The classification is in stark contrast to the most of the world’s psychiatric organizations which consider sexual orientation and gender identity to be rooted in an individual’s biologic make-up.

Instant Noodles and Baby Formula

During a seminar on pregnancy last month, an Indonesian mayor made the bizarre claim that instant noodles and baby formula are “making babies gay.”

“To create Indonesian children that are healthy smart and competitive, the most important thing is, from the beginning, to provide them adequate nutrition, especially breastfeeding,” Arief R. Wismansyah said.

He said a reliance on instant noodles and baby formula by busy parents are causing a rise in the country’s LGBT population.
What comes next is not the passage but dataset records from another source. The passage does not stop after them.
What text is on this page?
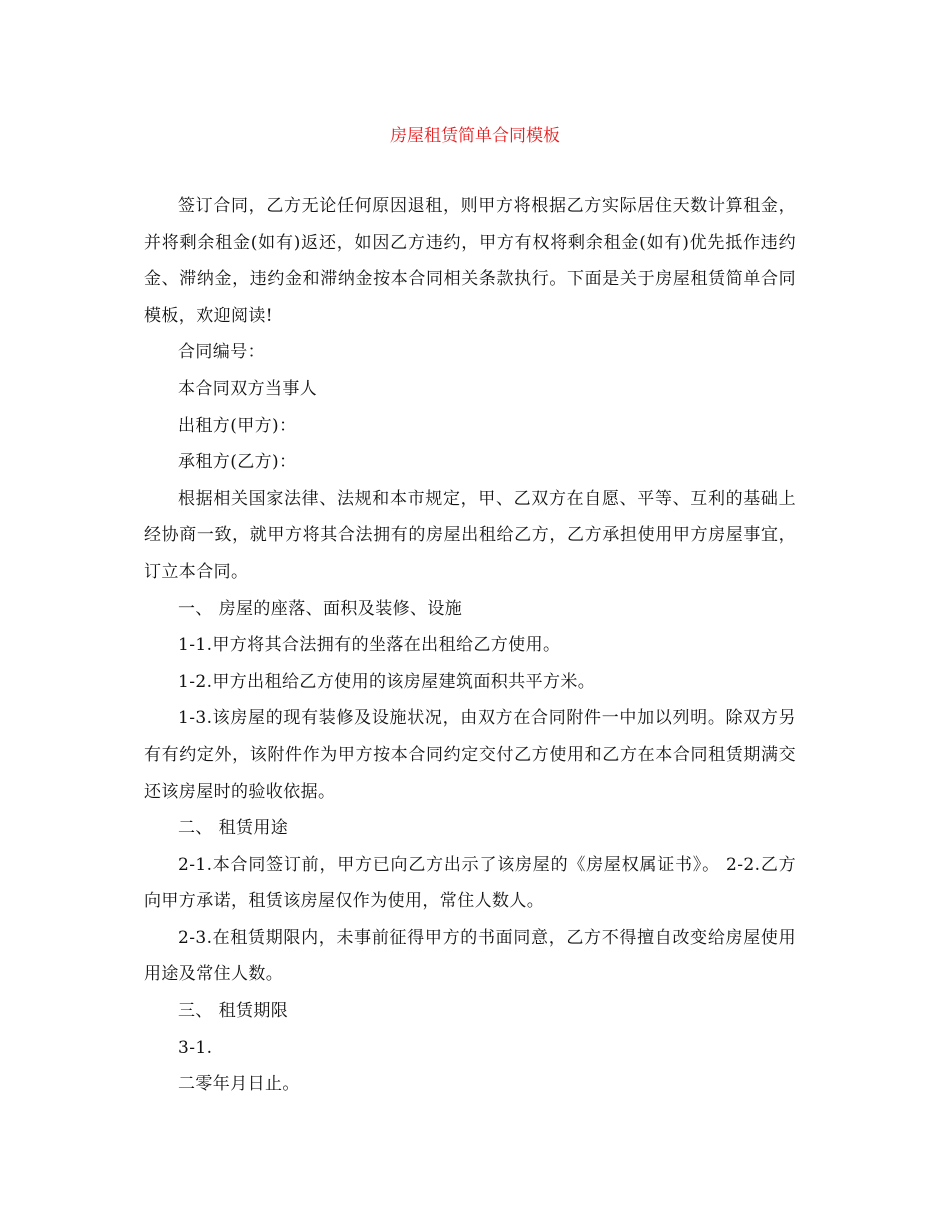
房屋租赁简单合同模板

签订合同，乙方无论任何原因退租，则甲方将根据乙方实际居住天数计算租金，并将剩余租金(如有)返还，如因乙方违约，甲方有权将剩余租金(如有)优先抵作违约金、滞纳金，违约金和滞纳金按本合同相关条款执行。下面是关于房屋租赁简单合同模板，欢迎阅读!

合同编号：

本合同双方当事人

出租方(甲方)：

承租方(乙方)：

根据相关国家法律、法规和本市规定，甲、乙双方在自愿、平等、互利的基础上经协商一致，就甲方将其合法拥有的房屋出租给乙方，乙方承担使用甲方房屋事宜，订立本合同。

一、 房屋的座落、面积及装修、设施

1-1.甲方将其合法拥有的坐落在出租给乙方使用。

1-2.甲方出租给乙方使用的该房屋建筑面积共平方米。

1-3.该房屋的现有装修及设施状况，由双方在合同附件一中加以列明。除双方另有有约定外，该附件作为甲方按本合同约定交付乙方使用和乙方在本合同租赁期满交还该房屋时的验收依据。

二、 租赁用途

2-1.本合同签订前，甲方已向乙方出示了该房屋的《房屋权属证书》。 2-2.乙方向甲方承诺，租赁该房屋仅作为使用，常住人数人。

2-3.在租赁期限内，未事前征得甲方的书面同意，乙方不得擅自改变给房屋使用用途及常住人数。

三、 租赁期限

3-1.

二零年月日止。
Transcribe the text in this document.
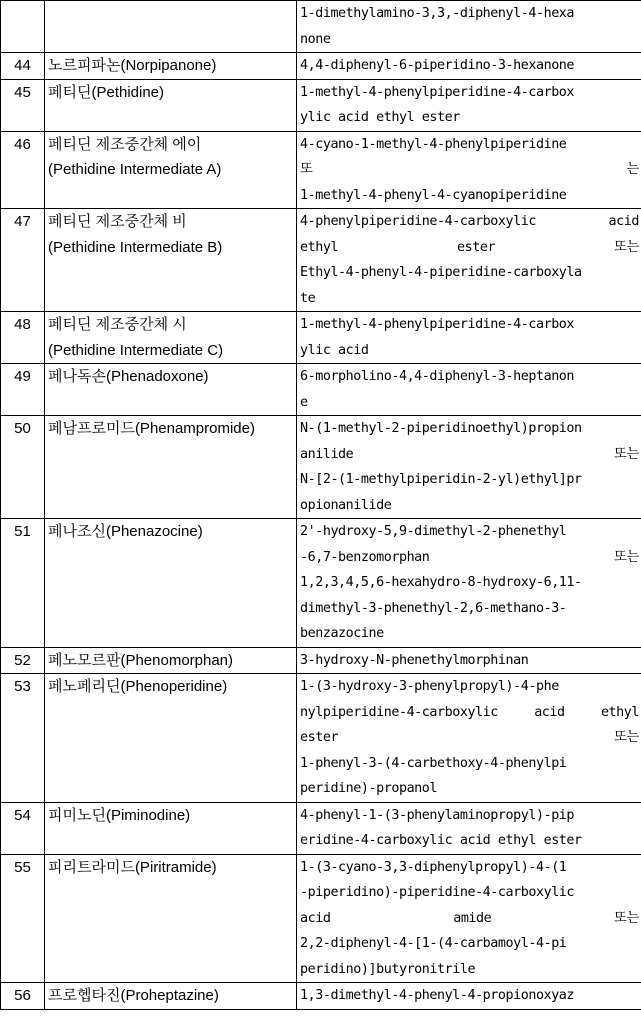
		1-dimethylamino-3,3,-diphenyl-4-hexa
none

44	노르피파논(Norpipanone)	4,4-diphenyl-6-piperidino-3-hexanone

45	페티딘(Pethidine)	1-methyl-4-phenylpiperidine-4-carbox
ylic acid ethyl ester

46	페티딘 제조중간체 에이
(Pethidine Intermediate A)	4-cyano-1-methyl-4-phenylpiperidine
또 는
1-methyl-4-phenyl-4-cyanopiperidine

47	페티딘 제조중간체 비
(Pethidine Intermediate B)	4-phenylpiperidine-4-carboxylic acid
ethyl ester 또는
Ethyl-4-phenyl-4-piperidine-carboxyla
te

48	페티딘 제조중간체 시
(Pethidine Intermediate C)	1-methyl-4-phenylpiperidine-4-carbox
ylic acid

49	페나독손(Phenadoxone)	6-morpholino-4,4-diphenyl-3-heptanon
e

50	페남프로미드(Phenampromide)	N-(1-methyl-2-piperidinoethyl)propion
anilide 또는
N-[2-(1-methylpiperidin-2-yl)ethyl]pr
opionanilide

51	페나조신(Phenazocine)	2'-hydroxy-5,9-dimethyl-2-phenethyl
-6,7-benzomorphan 또는
1,2,3,4,5,6-hexahydro-8-hydroxy-6,11-
dimethyl-3-phenethyl-2,6-methano-3-
benzazocine

52	페노모르판(Phenomorphan)	3-hydroxy-N-phenethylmorphinan

53	페노페리딘(Phenoperidine)	1-(3-hydroxy-3-phenylpropyl)-4-phe
nylpiperidine-4-carboxylic acid ethyl
ester 또는
1-phenyl-3-(4-carbethoxy-4-phenylpi
peridine)-propanol

54	피미노딘(Piminodine)	4-phenyl-1-(3-phenylaminopropyl)-pip
eridine-4-carboxylic acid ethyl ester

55	피리트라미드(Piritramide)	1-(3-cyano-3,3-diphenylpropyl)-4-(1
-piperidino)-piperidine-4-carboxylic
acid amide 또는
2,2-diphenyl-4-[1-(4-carbamoyl-4-pi
peridino)]butyronitrile

56	프로헵타진(Proheptazine)	1,3-dimethyl-4-phenyl-4-propionoxyaz
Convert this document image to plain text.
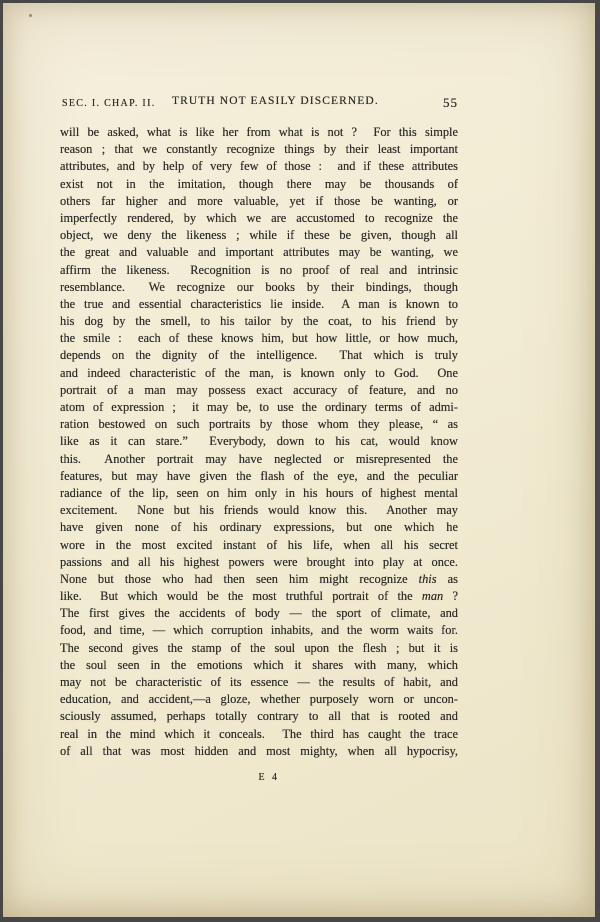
SEC. I. CHAP. II. TRUTH NOT EASILY DISCERNED.	55
will be asked, what is like her from what is not ?  For this simple
reason ; that we constantly recognize things by their least important
attributes, and by help of very few of those :  and if these attributes
exist not in the imitation, though there may be thousands of
others far higher and more valuable, yet if those be wanting, or
imperfectly rendered, by which we are accustomed to recognize the
object, we deny the likeness ; while if these be given, though all
the great and valuable and important attributes may be wanting, we
affirm the likeness.  Recognition is no proof of real and intrinsic
resemblance.  We recognize our books by their bindings, though
the true and essential characteristics lie inside.  A man is known to
his dog by the smell, to his tailor by the coat, to his friend by
the smile :  each of these knows him, but how little, or how much,
depends on the dignity of the intelligence.  That which is truly
and indeed characteristic of the man, is known only to God.  One
portrait of a man may possess exact accuracy of feature, and no
atom of expression ;  it may be, to use the ordinary terms of admi-
ration bestowed on such portraits by those whom they please, “ as
like as it can stare.”  Everybody, down to his cat, would know
this.  Another portrait may have neglected or misrepresented the
features, but may have given the flash of the eye, and the peculiar
radiance of the lip, seen on him only in his hours of highest mental
excitement.  None but his friends would know this.  Another may
have given none of his ordinary expressions, but one which he
wore in the most excited instant of his life, when all his secret
passions and all his highest powers were brought into play at once.
None but those who had then seen him might recognize this as
like.  But which would be the most truthful portrait of the man ?
The first gives the accidents of body — the sport of climate, and
food, and time, — which corruption inhabits, and the worm waits for.
The second gives the stamp of the soul upon the flesh ; but it is
the soul seen in the emotions which it shares with many, which
may not be characteristic of its essence — the results of habit, and
education, and accident,—a gloze, whether purposely worn or uncon-
sciously assumed, perhaps totally contrary to all that is rooted and
real in the mind which it conceals.  The third has caught the trace
of all that was most hidden and most mighty, when all hypocrisy,
E 4
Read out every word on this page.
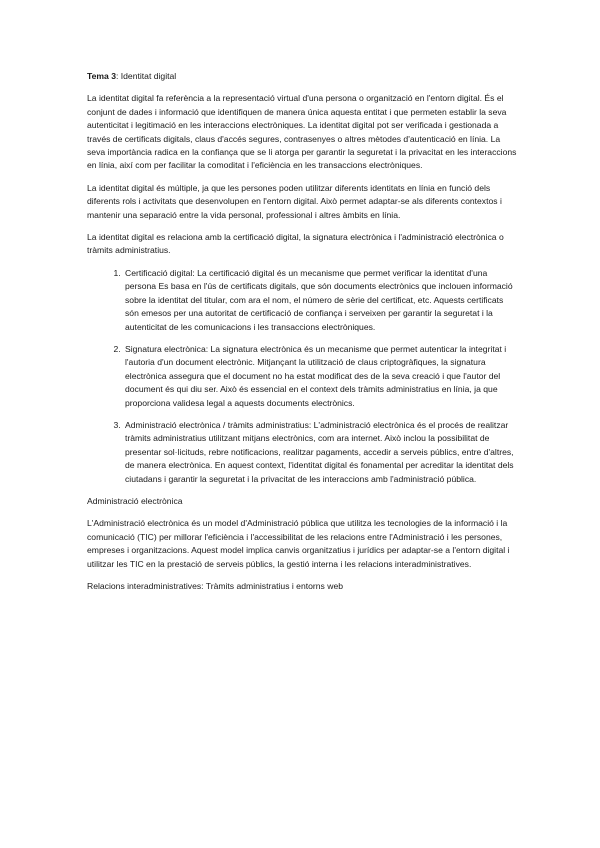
Tema 3: Identitat digital

La identitat digital fa referència a la representació virtual d'una persona o organització en l'entorn digital. És el conjunt de dades i informació que identifiquen de manera única aquesta entitat i que permeten establir la seva autenticitat i legitimació en les interaccions electròniques. La identitat digital pot ser verificada i gestionada a través de certificats digitals, claus d'accés segures, contrasenyes o altres mètodes d'autenticació en línia. La seva importància radica en la confiança que se li atorga per garantir la seguretat i la privacitat en les interaccions en línia, així com per facilitar la comoditat i l'eficiència en les transaccions electròniques.

La identitat digital és múltiple, ja que les persones poden utilitzar diferents identitats en línia en funció dels diferents rols i activitats que desenvolupen en l'entorn digital. Això permet adaptar-se als diferents contextos i mantenir una separació entre la vida personal, professional i altres àmbits en línia.

La identitat digital es relaciona amb la certificació digital, la signatura electrònica i l'administració electrònica o tràmits administratius.

1. Certificació digital: La certificació digital és un mecanisme que permet verificar la identitat d'una persona Es basa en l'ús de certificats digitals, que són documents electrònics que inclouen informació sobre la identitat del titular, com ara el nom, el número de sèrie del certificat, etc. Aquests certificats són emesos per una autoritat de certificació de confiança i serveixen per garantir la seguretat i la autenticitat de les comunicacions i les transaccions electròniques.
2. Signatura electrònica: La signatura electrònica és un mecanisme que permet autenticar la integritat i l'autoria d'un document electrònic. Mitjançant la utilització de claus criptogràfiques, la signatura electrònica assegura que el document no ha estat modificat des de la seva creació i que l'autor del document és qui diu ser. Això és essencial en el context dels tràmits administratius en línia, ja que proporciona validesa legal a aquests documents electrònics.
3. Administració electrònica / tràmits administratius: L'administració electrònica és el procés de realitzar tràmits administratius utilitzant mitjans electrònics, com ara internet. Això inclou la possibilitat de presentar sol·licituds, rebre notificacions, realitzar pagaments, accedir a serveis públics, entre d'altres, de manera electrònica. En aquest context, l'identitat digital és fonamental per acreditar la identitat dels ciutadans i garantir la seguretat i la privacitat de les interaccions amb l'administració pública.
Administració electrònica

L'Administració electrònica és un model d'Administració pública que utilitza les tecnologies de la informació i la comunicació (TIC) per millorar l'eficiència i l'accessibilitat de les relacions entre l'Administració i les persones, empreses i organitzacions. Aquest model implica canvis organitzatius i jurídics per adaptar-se a l'entorn digital i utilitzar les TIC en la prestació de serveis públics, la gestió interna i les relacions interadministratives.

Relacions interadministratives: Tràmits administratius i entorns web
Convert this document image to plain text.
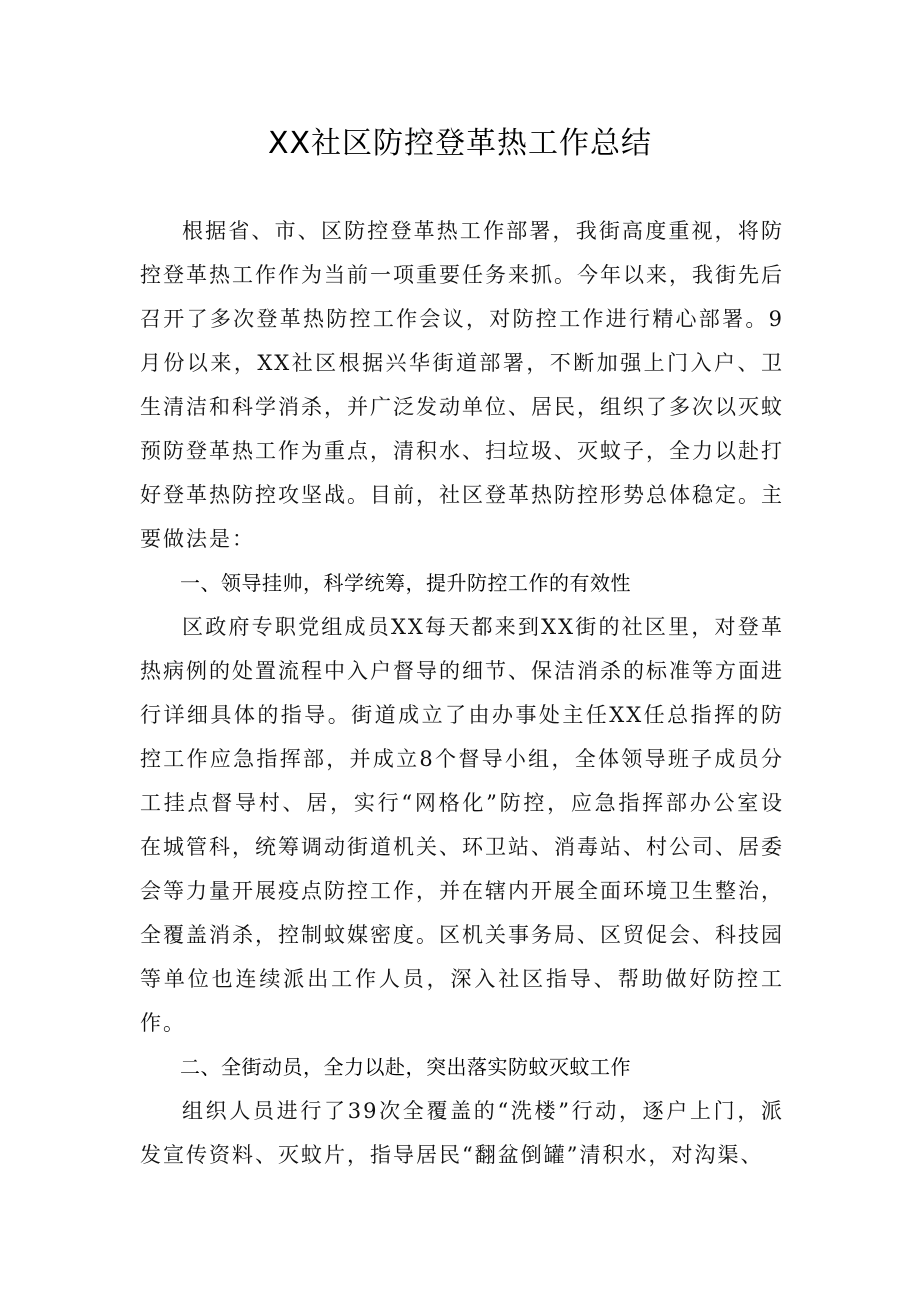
XX社区防控登革热工作总结

根据省、市、区防控登革热工作部署，我街高度重视，将防控登革热工作作为当前一项重要任务来抓。今年以来，我街先后召开了多次登革热防控工作会议，对防控工作进行精心部署。9月份以来，XX社区根据兴华街道部署，不断加强上门入户、卫生清洁和科学消杀，并广泛发动单位、居民，组织了多次以灭蚊预防登革热工作为重点，清积水、扫垃圾、灭蚊子，全力以赴打好登革热防控攻坚战。目前，社区登革热防控形势总体稳定。主要做法是：

一、领导挂帅，科学统筹，提升防控工作的有效性

区政府专职党组成员XX每天都来到XX街的社区里，对登革热病例的处置流程中入户督导的细节、保洁消杀的标准等方面进行详细具体的指导。街道成立了由办事处主任XX任总指挥的防控工作应急指挥部，并成立8个督导小组，全体领导班子成员分工挂点督导村、居，实行“网格化”防控，应急指挥部办公室设在城管科，统筹调动街道机关、环卫站、消毒站、村公司、居委会等力量开展疫点防控工作，并在辖内开展全面环境卫生整治，全覆盖消杀，控制蚊媒密度。区机关事务局、区贸促会、科技园等单位也连续派出工作人员，深入社区指导、帮助做好防控工作。

二、全街动员，全力以赴，突出落实防蚊灭蚊工作

组织人员进行了39次全覆盖的“洗楼”行动，逐户上门，派发宣传资料、灭蚊片，指导居民“翻盆倒罐”清积水，对沟渠、
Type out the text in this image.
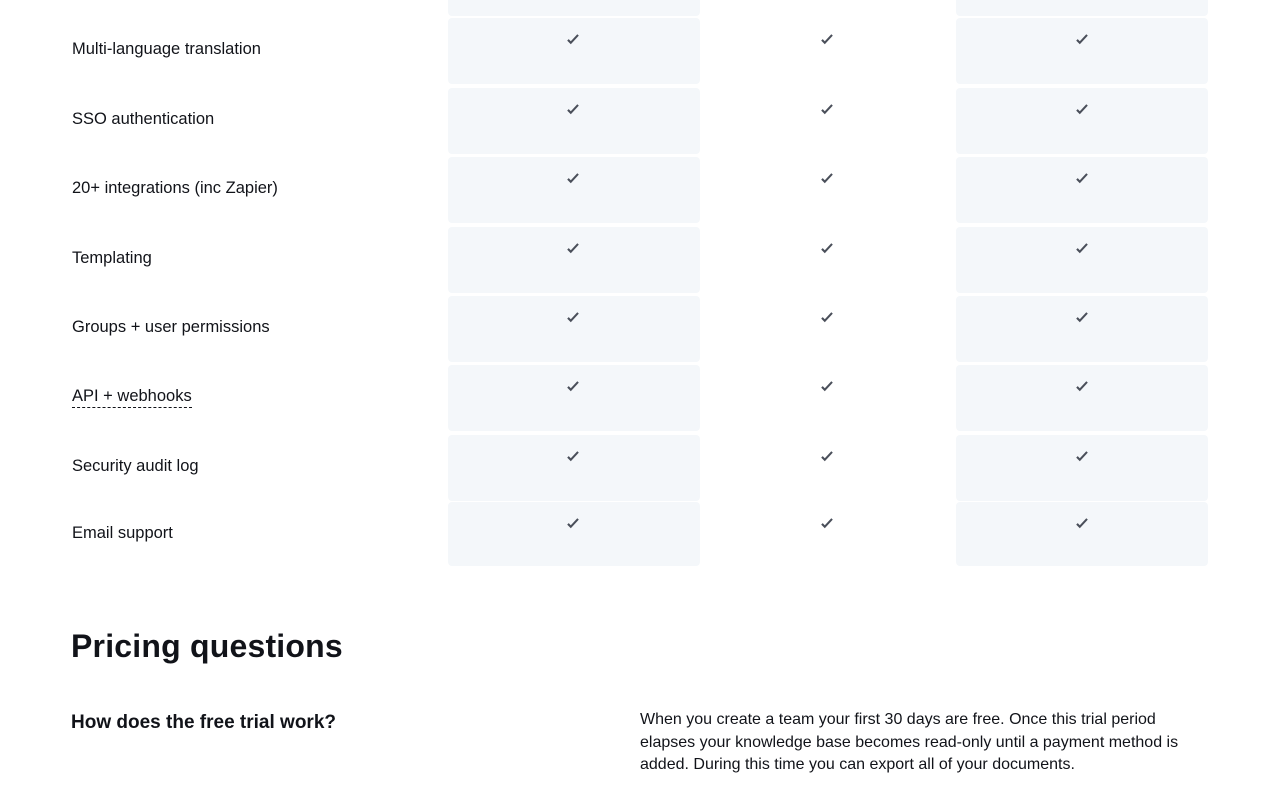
Multi-language translation
SSO authentication
20+ integrations (inc Zapier)
Templating
Groups + user permissions
API + webhooks
Security audit log
Email support
Pricing questions
How does the free trial work?	When you create a team your first 30 days are free. Once this trial period elapses your knowledge base becomes read-only until a payment method is added. During this time you can export all of your documents.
“It’s no wonder there are more LGBT,” Wismansyah said.

Transgender School Shut Down

Following protests from an organization that calls itself the Islamic Jihad Front, a Muslim academy for transgender women closed down last month.

There were about 40 transgender women, or waria as they are known, enrolled in the school which was opened in 2008.

“Before people still understood that waria is separate from LGBT, but now even us waria have been becoming part of the LGBT,” Shinta Ratri, the school’s director, told Buzzfeed.